As John F. Kennedy famously remarked, “Life is not fair.” Neither is capitalism in some important respects. Is it a good system?
I will argue that a market economy is to economics what democracy is to government: a decent, if flawed, choice among many bad alternatives. Markets are consistent with our views of individual liberty. We may disagree over whether or not the government should compel us to wear motorcycle helmets, but most of us agree that the state should not tell us where to live, what to do for a living, or how to spend our money. True, there is no way to rationalize spending money on a birthday cake for my dog when the same money could have vaccinated several African children. But any system that forces me to spend money on vaccines instead of doggy birthday cakes can only be held together by oppression. The communist governments of the twentieth century controlled their economies by controlling their citizens’ lives. They often wrecked both in the process. During the twentieth century, communist governments killed some 100 million of their own people in peacetime, either by repression or by famine.
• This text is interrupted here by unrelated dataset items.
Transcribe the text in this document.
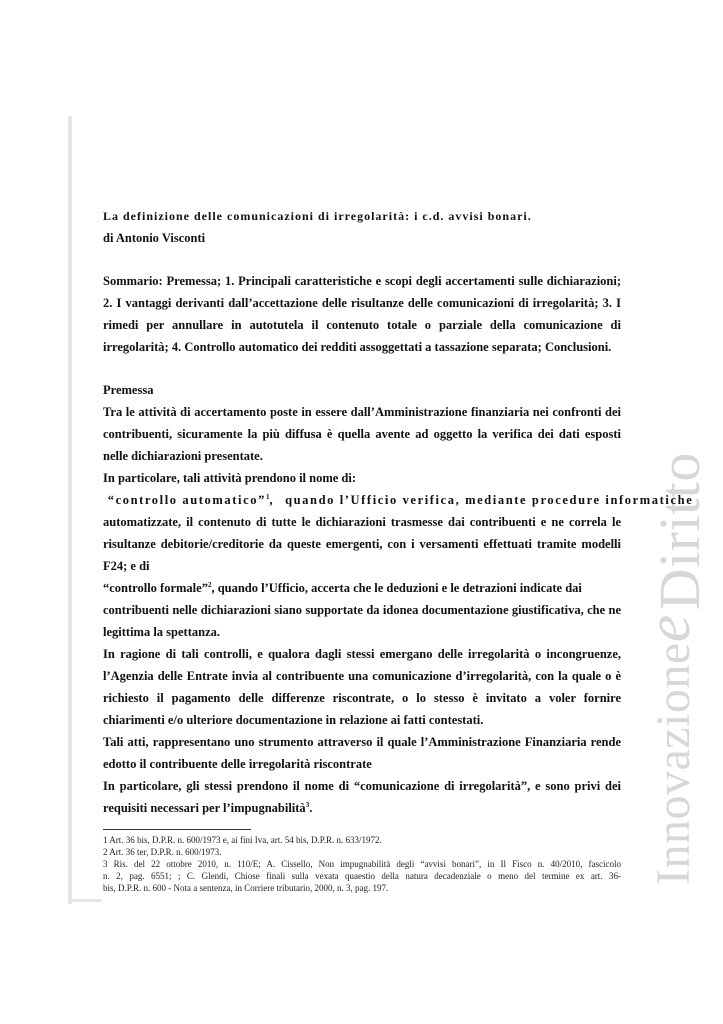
InnovazioneeDiritto
La definizione delle comunicazioni di irregolarità: i c.d. avvisi bonari.
di Antonio Visconti
Sommario: Premessa; 1. Principali caratteristiche e scopi degli accertamenti sulle dichiarazioni;
2. I vantaggi derivanti dall’accettazione delle risultanze delle comunicazioni di irregolarità; 3. I
rimedi per annullare in autotutela il contenuto totale o parziale della comunicazione di
irregolarità; 4. Controllo automatico dei redditi assoggettati a tassazione separata; Conclusioni.
Premessa
Tra le attività di accertamento poste in essere dall’Amministrazione finanziaria nei confronti dei
contribuenti, sicuramente la più diffusa è quella avente ad oggetto la verifica dei dati esposti
nelle dichiarazioni presentate.
In particolare, tali attività prendono il nome di:
“controllo automatico”$^1$, quando l’Ufficio verifica, mediante procedure informatiche
automatizzate, il contenuto di tutte le dichiarazioni trasmesse dai contribuenti e ne correla le
risultanze debitorie/creditorie da queste emergenti, con i versamenti effettuati tramite modelli
F24; e di
“controllo formale”$^2$, quando l’Ufficio, accerta che le deduzioni e le detrazioni indicate dai
contribuenti nelle dichiarazioni siano supportate da idonea documentazione giustificativa, che ne
legittima la spettanza.
In ragione di tali controlli, e qualora dagli stessi emergano delle irregolarità o incongruenze,
l’Agenzia delle Entrate invia al contribuente una comunicazione d’irregolarità, con la quale o è
richiesto il pagamento delle differenze riscontrate, o lo stesso è invitato a voler fornire
chiarimenti e/o ulteriore documentazione in relazione ai fatti contestati.
Tali atti, rappresentano uno strumento attraverso il quale l’Amministrazione Finanziaria rende
edotto il contribuente delle irregolarità riscontrate
In particolare, gli stessi prendono il nome di “comunicazione di irregolarità”, e sono privi dei
requisiti necessari per l’impugnabilità$^3$.
1 Art. 36 bis, D.P.R. n. 600/1973 e, ai fini Iva, art. 54 bis, D.P.R. n. 633/1972.
2 Art. 36 ter, D.P.R. n. 600/1973.
3 Ris. del 22 ottobre 2010, n. 110/E; A. Cissello, Non impugnabilità degli “avvisi bonari”, in Il Fisco n. 40/2010, fascicolo
n. 2, pag. 6551; ; C. Glendi, Chiose finali sulla vexata quaestio della natura decadenziale o meno del termine ex art. 36-
bis, D.P.R. n. 600 - Nota a sentenza, in Corriere tributario, 2000, n. 3, pag. 197.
Markets are consistent with human nature and therefore wildly successful at motivating us to reach our potential. I am writing this book because I love to write. I am writing this book because I believe that economics will be interesting to lay readers. And I am wr
iting this book because I really want a summer home in New Hampshire. We work harder when we benefit directly from our work, and that hard work often yields significant social gains.
Last and most important, we can and should use government to modify markets in all kinds of ways. The economic battle of the twentieth century was between capitalism and communism. Capitalism won. Even my leftist brother-in-law does not believe in collective farming or government-owned steel mills (though he did once say that he would like to see a health care system modeled after the U.S. Post Office). On the other hand, reasonable people can disagree sharply over when and how the government should involve itself in a market economy or what kind of safety net we should offer to those whom capitalism treats badly. The economic battles of the twenty-first century will be over how unfettered our markets should be.
CHAPTER 2
Incentives Matter:
Why you might be able to save your face by cutting off your nose (if you are a black rhinoceros)
The black rhinoceros is one of the most endangered species on the planet. Some 4,000 of them roam southern Africa, down from about 65,000 in 1970. This is an ecological disaster in the making. It is also a situation in which basic economics can tell us why the species is in such trouble—and perhaps even what we can do about it.